Prof. Kassam identifies a range of benefits provided by CA, which I have summarised here:

  • Large and demonstrable savings in machinery and energy use, and carbon emissions        
  • A rise in soil organic matter content and biotic activity
  • Reduced erosion
  • Increased crop-water availability and drought resilience
  • Improved recharge of aquifers
  • Reduced impact of climate change-induced weather volatility
  • Reduced production costs, contributing to increased profits
  • More reliable harvests and reduced risk

While CA has been adopted widely across many countries, it has only rarely been ‘mainstreamed’ as an approach to sustainable farming within agricultural development programmes or backed by policy, so the global coverage of CA remains small, at only around 7% of total crop land.  It has been promoted in some EU Member States via the European Conservation Agriculture Federation (ECAF) but it has neither been widely publicised nor seriously researched.  Other barriers include cultural ones, such as a traditional reliance on ploughing, as well as the need for a deeper understanding of ecological processes; CA is therefore knowledge intensive.  In Finland, Germany and Spain the adoption of CA is being encouraged and subsidised in order to address soil erosion, but its adoption in other Member States seems to be driven by economic, rather than environmental influences.
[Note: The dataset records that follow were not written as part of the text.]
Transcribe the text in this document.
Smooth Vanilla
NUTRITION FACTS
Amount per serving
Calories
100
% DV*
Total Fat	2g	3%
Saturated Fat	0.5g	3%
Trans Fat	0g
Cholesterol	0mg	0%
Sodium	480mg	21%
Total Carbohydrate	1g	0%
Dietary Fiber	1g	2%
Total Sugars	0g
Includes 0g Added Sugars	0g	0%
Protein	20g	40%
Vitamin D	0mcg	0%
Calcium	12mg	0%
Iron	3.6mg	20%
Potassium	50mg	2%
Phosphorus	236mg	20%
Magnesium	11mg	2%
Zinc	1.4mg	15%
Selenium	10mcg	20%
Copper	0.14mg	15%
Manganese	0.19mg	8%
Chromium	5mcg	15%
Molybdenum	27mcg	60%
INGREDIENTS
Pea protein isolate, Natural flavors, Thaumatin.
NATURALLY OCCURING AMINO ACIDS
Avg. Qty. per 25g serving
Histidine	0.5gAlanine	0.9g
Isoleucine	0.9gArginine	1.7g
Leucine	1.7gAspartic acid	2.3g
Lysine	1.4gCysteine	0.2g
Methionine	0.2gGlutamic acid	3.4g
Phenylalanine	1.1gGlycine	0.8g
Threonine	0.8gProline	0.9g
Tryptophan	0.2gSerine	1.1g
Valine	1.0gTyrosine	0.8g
Prof. Kassam appears to subscribe to the ‘growing conviction’ that CA has an important role in transforming agriculture everywhere towards a more sustainable and efficient system.  However, he identifies a number of barriers to the widespread take-up of this type of farming, principally the belief that soil tillage is essential for agricultural production.  In order to foster the widespread take-up of CA, he argues that Europe should rely on (a) the evidence and successful experience outside Europe; and (b) establish a network of publically funded on-farm operational research in which farmers can be provided with an opportunity and financial support to experiment with CA practices and adopt them to suit their socio-economic and agro-ecological conditions.  In addition, the engagement of the machinery sector to develop a new set of mechanical technologies for CA farming will be necessary.
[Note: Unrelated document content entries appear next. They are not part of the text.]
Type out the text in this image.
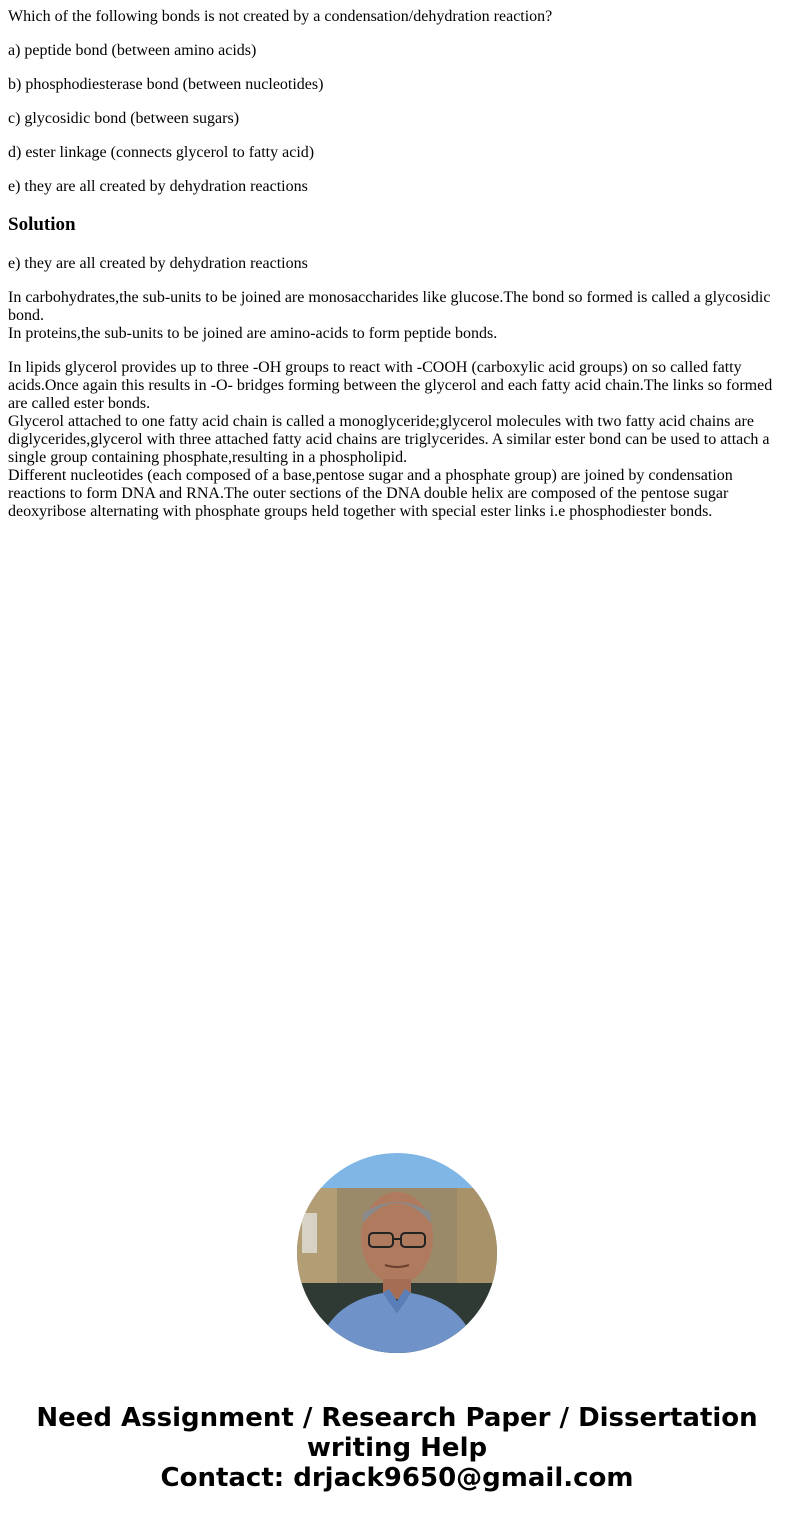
Which of the following bonds is not created by a condensation/dehydration reaction?

a) peptide bond (between amino acids)

b) phosphodiesterase bond (between nucleotides)

c) glycosidic bond (between sugars)

d) ester linkage (connects glycerol to fatty acid)

e) they are all created by dehydration reactions

Solution

e) they are all created by dehydration reactions

In carbohydrates,the sub-units to be joined are monosaccharides like glucose.The bond so formed is called a glycosidic bond.
In proteins,the sub-units to be joined are amino-acids to form peptide bonds.
In lipids glycerol provides up to three -OH groups to react with -COOH (carboxylic acid groups) on so called fatty acids.Once again this results in -O- bridges forming between the glycerol and each fatty acid chain.The links so formed are called ester bonds.
Glycerol attached to one fatty acid chain is called a monoglyceride;glycerol molecules with two fatty acid chains are diglycerides,glycerol with three attached fatty acid chains are triglycerides. A similar ester bond can be used to attach a single group containing phosphate,resulting in a phospholipid.
Different nucleotides (each composed of a base,pentose sugar and a phosphate group) are joined by condensation reactions to form DNA and RNA.The outer sections of the DNA double helix are composed of the pentose sugar deoxyribose alternating with phosphate groups held together with special ester links i.e phosphodiester bonds.
Need Assignment / Research Paper / Dissertation
writing Help
Contact: drjack9650@gmail.com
The paper concludes by stating that EU governments must ‘make a firm and sustained commitment to encourage and support CA’.  I agree that this is a desirable objective.  However, in the UK soil loss is generally not a significant issue across much of the country (soil loss to rivers and other water bodies, resulting in contamination and eutrophication clearly is a problem, however).  Without the driver of substantial soil erosion and thinning soils, which are common problems in other parts of the world, in spite of the multiple other benefits of CA we might be waiting some years before we see its widespread adoption in the UK.